# Cannondale Frame Exchange



## lrn2bike (Oct 1, 2006)

Do you know how much the discount is relatively for exchanging frames? Is it dependent on the year/type of frame you are exchanging or is there just a general discount for any exchange. Thanks


----------



## MaestroXC (Sep 15, 2005)

Your Cannondale dealer has a pricelist for all frames purchased as part of the turn-in program. I believe the price is the same no matter what type of frame is turned in.


----------



## Speedy (Oct 30, 2005)

I was told swapping my mint CAAD8 frame for a 6/13 would cost me $1700. Too much IMO.


----------



## ctracer01 (Jan 5, 2006)

yup, but swapping an ancient caad 3 or whatever would still cost $1700.

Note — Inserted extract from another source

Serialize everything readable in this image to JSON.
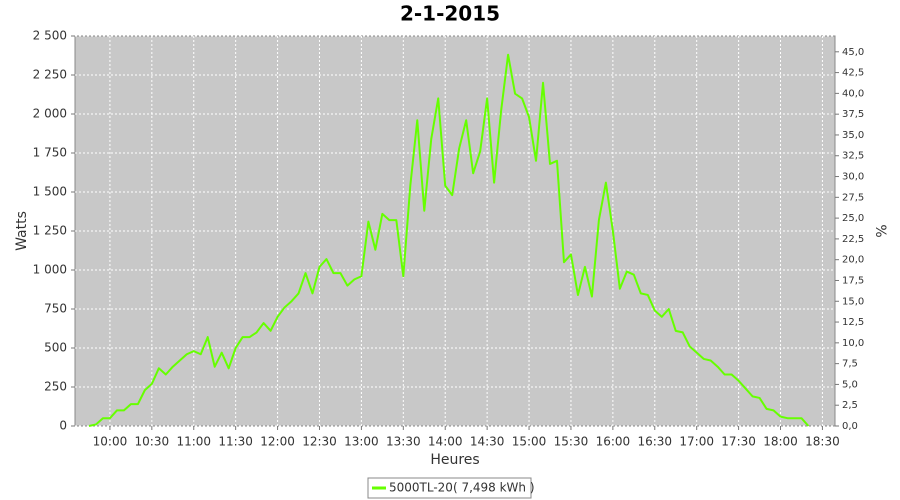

works for some, not for others.


----------



## omniviper (Sep 18, 2004)

you can get a caad 2.8 or 3.0 on ebay.


----------



## lrn2bike (Oct 1, 2006)

awesome, thanks for the replies. This definitely helps me decide what to do with my frame.


----------



## Blade (Nov 10, 2004)

As others said, you can trade in a $25-WalMart-Kiddy bike and still get the $1700 'deal' on the new frame. You be better of selling your CAAD8 on ebay.


----------



## zamboni (Sep 11, 2003)

Since the release of Systems Six and the price of Six13 has been drop to $1100-$1300, Helens cycle in CA has a few 2005 Six13 at that price.Even the new Systems Six only goes for $2400 MSRP works with your local dealer and perhaps they will offer some discount.


----------



## omniviper (Sep 18, 2004)

hrmm... system six for only 1700... damm so tempted


----------



## Speedy (Oct 30, 2005)

A CAAD9 is $1,000, or $500 with a trade-in frame.


----------



## Nigel (Jun 5, 2005)

I thought you had to have proof of purchase and be the original owner of the bike to be traded to use their trade in program?


----------



## Speedy (Oct 30, 2005)

Nigel said:


> I thought you had to have proof of purchase and be the original owner of the bike to be traded to use their trade in program?


That would make sense. 

I can’t imagine they’d accept a bent up CAAD3 you got off ebay for 50 bucks.


----------



## toyota (Sep 4, 2006)

Speedy said:


> That would make sense.
> 
> I can’t imagine they’d accept a bent up CAAD3 you got off ebay for 50 bucks.


 Yes they do. Well some some shops will accept any kind of frame and others will not. One local shop here says that Cannondale doesnt really care and never picks up the traded in frames anyway. Another shop said that Cannondale is very watchful of the trade in frames and they may not honor that price. Guess what shop I will be doing business with. The last cannondale frameset that I bought was a caad3 for $350 back in 1998. That was the trade in price but i didnt actually have a trade in frame. In other words find a shop that will work with you.


----------



## Speedy (Oct 30, 2005)

Just found this: http://www.cannondale.com/faq/frame_exchange.html


----------



## toyota (Sep 4, 2006)

Speedy said:


> Just found this: http://www.cannondale.com/faq/frame_exchange.html


 Some stores follow that policy and some dont. Luckily theres a store near me that doesnt and they will get my business if I get a caad9 frameset. The owner of that store has stacks of frames in the back that were used in the trade in program. He said he will give the trade in price and if Cannondale happens to ask for a frame that he will use one of the already traded in frames. Cannondale has never picked the frames up or asked for the serial numbers to confirm ownership.


----------



## Buck Satan (Nov 21, 2005)

I have used the trad-in program 3 times over the years (just got a CAAD 8 this summer) and I've never turned in a frame. 2 different shops.


----------



## omniviper (Sep 18, 2004)

which shop in socal gives you trade in price for no frame?


----------



## gibson00 (Aug 7, 2006)

I know this isn't classifieds....but I have a 54cm Six13 Pro (black) bike listed in the classifieds, record equipped. I would also consider selling the frame/fork/headset separetly if anyone is interested, less than 800 km on the bike.


----------



## Bob Ross (Apr 18, 2006)

toyota said:


> One local shop here says that Cannondale doesnt really care and never picks up the traded in frames anyway. Another shop said that Cannondale is very watchful of the trade in frames and they may not honor that price. Guess what shop I will be doing business with.


I can imagine compelling arguements for both. I can also imagine making heinous generalizations about someone's character based on which shop they do business with. How 'bout I just flip a coin?


----------



## Oldteen (Sep 7, 2005)

Checked with my LBS (large vol Cdale dealer in Midwest) re-frame trade-in pricing. It does not matter which frame you trade-in. IMHO pricing was not attractive. LBS sales manager's advice was- unless you ride a very odd size or trading in total junk frame, better options are selling current bike and buying complete new Cdale or taking a chance to find/buy new frame on eBay. At the Cdale frame prices I was quoted, hard to argue with that advice.


----------



## ghostzapper2007 (May 22, 2007)

Anyone know a good Northern Cal. Cannondale dealer I can seek to get a trade in deal on a 2007 CAAD9 frameset? $500 for the CAAD9 frameset would be perfect for me. Thanks


----------